Simply Wall St sees the stock of Crexendo, a provider of cloud platforms and services for businesses, as undervalued, believing it should be trading 50% higher.

Details

Simply Wall St analysts put the fair value of Crexendo at $6.28 per share, 53% higher than the closing price on Thursday, August 1. The Simply Wall St estimate is slightly above the average target price among six analysts who cover the stock, who put it at $6.19 per share, notes MarketWatch.

Simply Wall St thus believes Crexendo is undervalued, indicating a potential opportunity to buy low. However, it points out that there might be another chance to pick it up in the future: the stock is volatile, and if the market is bearish, it will likely fall.

What Crexendo does

Crexendo is a provider of cloud platforms and services for businesses with a market capitalization of $109.5 million. Its products include a cloud-based business phone system, video conferencing and customer communications solutions, and a cloud call center.

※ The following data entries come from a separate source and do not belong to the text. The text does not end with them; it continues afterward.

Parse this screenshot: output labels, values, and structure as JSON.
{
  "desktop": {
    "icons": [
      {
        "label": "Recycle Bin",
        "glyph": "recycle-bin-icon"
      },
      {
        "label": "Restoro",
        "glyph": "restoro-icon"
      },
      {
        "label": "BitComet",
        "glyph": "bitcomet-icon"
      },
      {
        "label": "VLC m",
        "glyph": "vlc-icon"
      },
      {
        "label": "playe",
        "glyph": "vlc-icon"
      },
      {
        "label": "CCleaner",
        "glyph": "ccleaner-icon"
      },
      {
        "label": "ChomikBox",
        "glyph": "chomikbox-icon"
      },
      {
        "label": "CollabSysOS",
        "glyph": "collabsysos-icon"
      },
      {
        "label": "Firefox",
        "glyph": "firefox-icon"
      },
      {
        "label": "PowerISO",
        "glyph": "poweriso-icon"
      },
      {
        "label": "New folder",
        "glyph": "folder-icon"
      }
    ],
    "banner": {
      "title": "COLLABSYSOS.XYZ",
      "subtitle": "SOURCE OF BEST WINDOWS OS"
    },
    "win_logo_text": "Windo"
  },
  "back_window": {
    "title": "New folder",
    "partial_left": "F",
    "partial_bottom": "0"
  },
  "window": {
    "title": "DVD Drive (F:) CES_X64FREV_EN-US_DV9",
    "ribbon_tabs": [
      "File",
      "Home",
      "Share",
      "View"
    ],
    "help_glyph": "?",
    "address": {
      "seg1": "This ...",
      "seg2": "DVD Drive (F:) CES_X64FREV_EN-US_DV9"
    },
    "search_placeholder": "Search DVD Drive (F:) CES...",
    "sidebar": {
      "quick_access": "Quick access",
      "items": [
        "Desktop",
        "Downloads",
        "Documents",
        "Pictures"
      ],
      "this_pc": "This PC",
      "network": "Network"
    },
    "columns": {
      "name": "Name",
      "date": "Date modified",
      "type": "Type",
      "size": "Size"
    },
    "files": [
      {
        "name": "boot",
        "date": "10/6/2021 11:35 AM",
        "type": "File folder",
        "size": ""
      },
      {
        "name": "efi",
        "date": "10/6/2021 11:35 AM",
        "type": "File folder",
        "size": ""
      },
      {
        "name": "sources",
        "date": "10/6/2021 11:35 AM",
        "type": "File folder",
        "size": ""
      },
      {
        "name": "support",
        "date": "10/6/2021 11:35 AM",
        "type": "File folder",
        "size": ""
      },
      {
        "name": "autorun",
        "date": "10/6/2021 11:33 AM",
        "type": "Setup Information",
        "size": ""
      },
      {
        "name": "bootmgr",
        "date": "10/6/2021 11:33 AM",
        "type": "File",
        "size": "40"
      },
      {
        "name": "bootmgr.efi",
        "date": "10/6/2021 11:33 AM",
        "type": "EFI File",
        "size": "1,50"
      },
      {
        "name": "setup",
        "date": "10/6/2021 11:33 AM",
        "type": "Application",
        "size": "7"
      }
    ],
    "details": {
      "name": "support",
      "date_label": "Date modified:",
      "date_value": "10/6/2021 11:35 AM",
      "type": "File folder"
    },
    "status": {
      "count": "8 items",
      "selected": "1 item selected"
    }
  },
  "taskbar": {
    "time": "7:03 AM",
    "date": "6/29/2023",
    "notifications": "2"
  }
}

In the first quarter of 2024, the company posted revenue of $14.3 million, up 14% year-over-year. “Our revenue growth remains robust, driven by 25% growth in the software solutions segment, as well as a double-digit increase in telecom service revenue,” said CEO and Chairman Jeff Korn Crexendo.

Net income under GAAP in the first quarter of 2024 came to $0.02 per common share, marking the third consecutive quarter of GAAP profitability, Crexendo noted.

“Crexendo’s earnings over the next few years are expected to double, indicating a very optimistic future ahead,” says Simply Wall St. This, according to its analysts, should lead to stronger cash flows and thus a higher share value.